Ox with the Carnations and the Sea Snakes at the Rivoli (332 Queen West), Friday (December 19). $7. 416-596-1908. Rating: NNNNN
No matter which college radio station you happen to have on, chances are it's the lonesome voice of Mark Browning, aka Ox, you'll hear softly crooning one of his achy-breaky ballads. The year-end Canadian campus radio airplay tallies will show Ox's warmly entrancing Dust Bowl Revival (independent) album to be one of the most-played discs of this past year - right up there with faves from staples like Radiohead, Belle and Sebastian, Yo La Tengo, Cat Power and Guided by Voices.
It's a remarkable achievement for Sudbury's answer to Will Oldham, made all the more impressive by the fact that Browning got his spins without any of the behind-the-scenes boozing and schmoozing that's referred to in the biz as "playing the game." Even if he wanted to, he probably couldn't cover the lap-dance tabs.
Instead, the Vancouver-based Browning just wrote some great songs, went into the studio with Radiogram's Chàn, Jesse Zubot and Royal City's Nathan Lawr (currently playing drums with openers the Sea Snakes), and sang 'em like he meant 'em - even when he was just making stuff up as he went along. Stolen Bike? Maybe. Stolen Car? Not bloody likely.
"You're right," chuckles Browning on his way to play a show in Brighton. "I don't think I'd have any idea how to hot-wire a car. I could probably knock someone over and say, 'Gimme yer fuckin' keys!' But I'm always travelling on my own by bus or train, so I really wouldn't have any use for a car."

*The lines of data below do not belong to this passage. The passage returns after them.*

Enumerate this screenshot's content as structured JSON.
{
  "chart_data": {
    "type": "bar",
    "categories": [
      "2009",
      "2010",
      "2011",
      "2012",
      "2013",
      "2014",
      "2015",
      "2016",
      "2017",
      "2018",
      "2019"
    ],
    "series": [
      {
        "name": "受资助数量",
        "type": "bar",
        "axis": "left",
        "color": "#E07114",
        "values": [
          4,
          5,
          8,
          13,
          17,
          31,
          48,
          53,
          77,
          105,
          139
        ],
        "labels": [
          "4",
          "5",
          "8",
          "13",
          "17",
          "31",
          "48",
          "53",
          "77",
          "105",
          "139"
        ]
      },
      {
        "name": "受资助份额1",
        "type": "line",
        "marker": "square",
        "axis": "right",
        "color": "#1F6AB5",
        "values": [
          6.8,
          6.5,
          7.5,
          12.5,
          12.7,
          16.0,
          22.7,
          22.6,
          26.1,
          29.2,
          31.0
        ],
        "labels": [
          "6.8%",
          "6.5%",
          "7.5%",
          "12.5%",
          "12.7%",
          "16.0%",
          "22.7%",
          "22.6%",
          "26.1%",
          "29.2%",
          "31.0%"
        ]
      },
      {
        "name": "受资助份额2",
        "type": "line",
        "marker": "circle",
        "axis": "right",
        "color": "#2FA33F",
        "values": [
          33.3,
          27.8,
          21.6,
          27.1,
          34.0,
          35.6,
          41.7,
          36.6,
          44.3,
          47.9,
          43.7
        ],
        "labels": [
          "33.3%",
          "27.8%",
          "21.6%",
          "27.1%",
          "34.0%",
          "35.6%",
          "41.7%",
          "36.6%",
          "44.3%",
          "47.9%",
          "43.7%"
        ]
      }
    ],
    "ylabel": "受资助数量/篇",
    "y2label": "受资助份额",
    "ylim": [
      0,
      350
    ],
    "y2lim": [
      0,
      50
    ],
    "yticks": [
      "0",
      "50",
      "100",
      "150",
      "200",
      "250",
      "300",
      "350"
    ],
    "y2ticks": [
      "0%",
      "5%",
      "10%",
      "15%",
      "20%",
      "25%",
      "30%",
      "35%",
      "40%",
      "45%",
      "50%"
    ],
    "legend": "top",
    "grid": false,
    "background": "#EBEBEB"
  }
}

Since releasing Dust Bowl Revival in July, Browning has been covering a lot of ground, criss-crossing Canada and bouncing back and forth to Europe. The mileage has not only served to raise his profile considerably, but it's also helped him write songs for his next album, which he'll be previewing with the full-band version of Ox at the Rivoli Friday.
Browning's one of those rare songwriters who can write in motion. In fact, it's essential.
"All the inspiration for my music comes from being on the road. If I stop touring, everything stops for me. If I'm not out playing shows, I feel like I'm stagnating. I guess that's why I've got so many songs about moving around and what gets left behind."
Before Browning returns to the studio to begin recording, he'll need to figure out whether he wants to remain self-employed. The fact that Ox's Dust Bowl Revival disc spent weeks near the top of the national college radio chart hasn't gone unnoticed by major-label reps who've spent piles of promotional dollars on their own acts without anywhere near the success Ox has enjoyed. They want a piece of the Ox action.
"I've done everything independently up until now, and I think that helped me get where I am. But it would be nice to have a bigger team working on my next record. We'll see.
"There are certain things I'd want from a deal with a major label and certain things they probably wouldn't be interested in giving me. I can always just stick to what I'm doing."